Introduction
In this section I will walk through how the Pandas python package can be used to quickly get a grasp of the data that we have available to us.
For me the easiest way to get Pandas up and running with Python is to use the Anaconda distribution. For this type of data analysis I like to use Jupyter Notebooks (also included within the Anaconda distribution) as it allows for rapid iteration and trouble shooting of code.
All the code and data that is referenced to in this blog post can be found on my GitHub repository.
Module imports
For this analysis I have made use of the OS package and Pandas as shown below during the import part of the analysis script.
import os
import pandas as pd
Why use the Operating System (OS) module?

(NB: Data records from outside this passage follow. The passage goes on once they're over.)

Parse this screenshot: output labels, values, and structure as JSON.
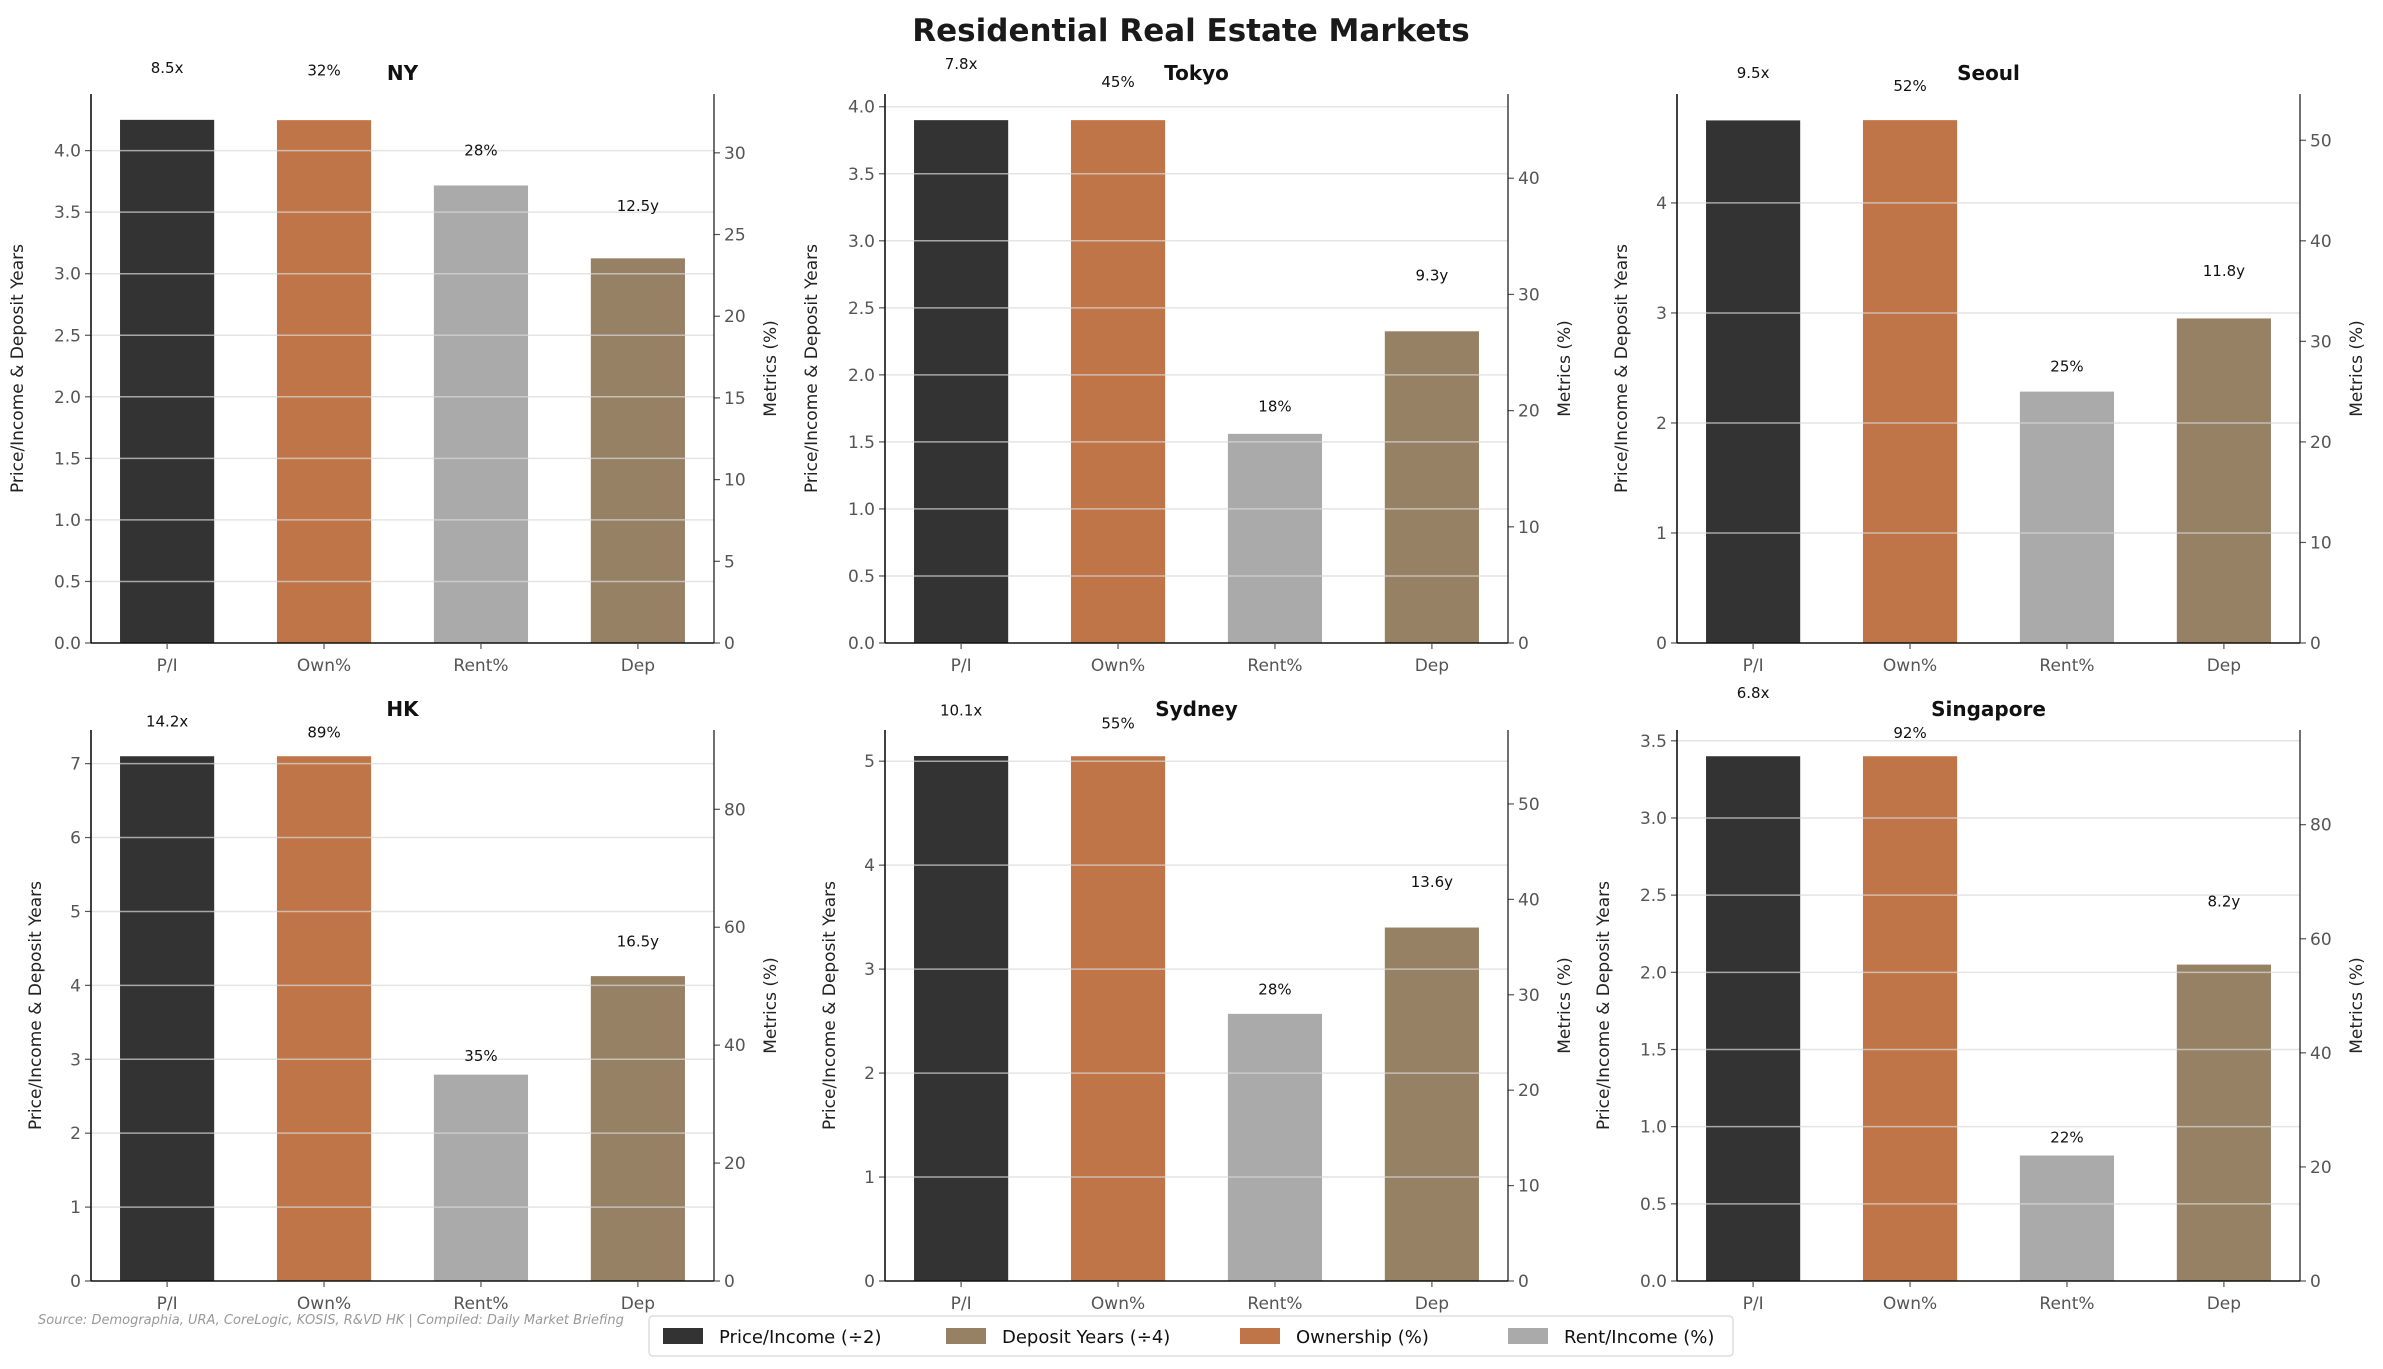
{
  "chart_data": {
    "title": "Residential Real Estate Markets",
    "source": "Source: Demographia, URA, CoreLogic, KOSIS, R&VD HK | Compiled: Daily Market Briefing",
    "legend": {
      "placement": "bottom-center",
      "items": [
        {
          "label": "Price/Income (÷2)",
          "color": "#333333"
        },
        {
          "label": "Deposit Years (÷4)",
          "color": "#978165"
        },
        {
          "label": "Ownership (%)",
          "color": "#c07548"
        },
        {
          "label": "Rent/Income (%)",
          "color": "#aaaaaa"
        }
      ]
    },
    "colors": {
      "pi": "#333333",
      "own": "#c07548",
      "rent": "#aaaaaa",
      "dep": "#978165"
    },
    "ylabel": "Price/Income & Deposit Years",
    "y2label": "Metrics (%)",
    "grid": true,
    "panels": [
      {
        "type": "bar",
        "title": "NY",
        "categories": [
          "P/I",
          "Own%",
          "Rent%",
          "Dep"
        ],
        "values": {
          "price_income": 8.5,
          "ownership": 32,
          "rent_income": 28,
          "deposit_years": 12.5
        },
        "labels": [
          "8.5x",
          "32%",
          "28%",
          "12.5y"
        ],
        "ylim": [
          0,
          4.46
        ],
        "yticks": [
          "0.0",
          "0.5",
          "1.0",
          "1.5",
          "2.0",
          "2.5",
          "3.0",
          "3.5",
          "4.0"
        ],
        "y2lim": [
          0,
          33.6
        ],
        "y2ticks": [
          "0",
          "5",
          "10",
          "15",
          "20",
          "25",
          "30"
        ]
      },
      {
        "type": "bar",
        "title": "Tokyo",
        "categories": [
          "P/I",
          "Own%",
          "Rent%",
          "Dep"
        ],
        "values": {
          "price_income": 7.8,
          "ownership": 45,
          "rent_income": 18,
          "deposit_years": 9.3
        },
        "labels": [
          "7.8x",
          "45%",
          "18%",
          "9.3y"
        ],
        "ylim": [
          0,
          4.095
        ],
        "yticks": [
          "0.0",
          "0.5",
          "1.0",
          "1.5",
          "2.0",
          "2.5",
          "3.0",
          "3.5",
          "4.0"
        ],
        "y2lim": [
          0,
          47.25
        ],
        "y2ticks": [
          "0",
          "10",
          "20",
          "30",
          "40"
        ]
      },
      {
        "type": "bar",
        "title": "Seoul",
        "categories": [
          "P/I",
          "Own%",
          "Rent%",
          "Dep"
        ],
        "values": {
          "price_income": 9.5,
          "ownership": 52,
          "rent_income": 25,
          "deposit_years": 11.8
        },
        "labels": [
          "9.5x",
          "52%",
          "25%",
          "11.8y"
        ],
        "ylim": [
          0,
          4.99
        ],
        "yticks": [
          "0",
          "1",
          "2",
          "3",
          "4"
        ],
        "y2lim": [
          0,
          54.6
        ],
        "y2ticks": [
          "0",
          "10",
          "20",
          "30",
          "40",
          "50"
        ]
      },
      {
        "type": "bar",
        "title": "HK",
        "categories": [
          "P/I",
          "Own%",
          "Rent%",
          "Dep"
        ],
        "values": {
          "price_income": 14.2,
          "ownership": 89,
          "rent_income": 35,
          "deposit_years": 16.5
        },
        "labels": [
          "14.2x",
          "89%",
          "35%",
          "16.5y"
        ],
        "ylim": [
          0,
          7.455
        ],
        "yticks": [
          "0",
          "1",
          "2",
          "3",
          "4",
          "5",
          "6",
          "7"
        ],
        "y2lim": [
          0,
          93.45
        ],
        "y2ticks": [
          "0",
          "20",
          "40",
          "60",
          "80"
        ]
      },
      {
        "type": "bar",
        "title": "Sydney",
        "categories": [
          "P/I",
          "Own%",
          "Rent%",
          "Dep"
        ],
        "values": {
          "price_income": 10.1,
          "ownership": 55,
          "rent_income": 28,
          "deposit_years": 13.6
        },
        "labels": [
          "10.1x",
          "55%",
          "28%",
          "13.6y"
        ],
        "ylim": [
          0,
          5.3
        ],
        "yticks": [
          "0",
          "1",
          "2",
          "3",
          "4",
          "5"
        ],
        "y2lim": [
          0,
          57.75
        ],
        "y2ticks": [
          "0",
          "10",
          "20",
          "30",
          "40",
          "50"
        ]
      },
      {
        "type": "bar",
        "title": "Singapore",
        "categories": [
          "P/I",
          "Own%",
          "Rent%",
          "Dep"
        ],
        "values": {
          "price_income": 6.8,
          "ownership": 92,
          "rent_income": 22,
          "deposit_years": 8.2
        },
        "labels": [
          "6.8x",
          "92%",
          "22%",
          "8.2y"
        ],
        "ylim": [
          0,
          3.57
        ],
        "yticks": [
          "0.0",
          "0.5",
          "1.0",
          "1.5",
          "2.0",
          "2.5",
          "3.0",
          "3.5"
        ],
        "y2lim": [
          0,
          96.6
        ],
        "y2ticks": [
          "0",
          "20",
          "40",
          "60",
          "80"
        ]
      }
    ]
  }
}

In my scripts I have used the os.path module to define filepaths in an operating system independent way e.g. on Windows systems files paths are separated with a backslash (“C:\Folder1\Folder2”) whilst on Unix systems filepaths are separated with forward slashes (“C:/Folder1/Folder2”). It would be annoying to have to switch between these syntaxes everytime we switched operating system or shared code with someone who used a different operating system. The os.path module saves us from this headache by taking care of these differences.
It is assumed that the Titanic dataset is within a folder called Data which is in the same directory as the Jupyter Notebook or Python file running the analysis.
Finding the working directory
The os.path module can be used to find the working directory of the current Jupyter Notebook or Python file using the following command:
working_directory = os.path.abspath('.')
The path.abspath function returns the absolute path of the current folder which is specified using the single dot (‘.’) command. If we wanted the parent folder we would specify double dots (‘..’) like so:
parent_directory = os.path.abspath('..')
Getting the filepath of the training data
It is easy to get the full filepath of the training data as the working directory has been defined. The training data is within the folder called Data and the name of the file containing the training data is ‘train.csv’.
The os.path.join module can then be used to join these three segments together in a simple way:
training_data_location = os.path.join(working_directory,
'Data', 'train.csv')
Read data into Pandas DataFrame
The training data is stored within a CSV file, therefore, it is convenient to use the Pandas read_csv() method which takes the filepath of the desired CSV file as an argument. In this case the filepath is stored in the variable training_data_location.
titanic_training_data = pd.read_csv(training_data_location)
The Pandas read_csv() method parses the CSV file and stores the information within the CSV file as a Pandas Dataframe object in the variable titanic_training_data.
Viewing the DataFrame
The easiest way to view the Pandas Dataframe is probably using the DataFrame.head() method. This method prints out the first 5 rows of the DataFrame. The DataFrame.head() method can take an integer argument if an alternative number of rows is required.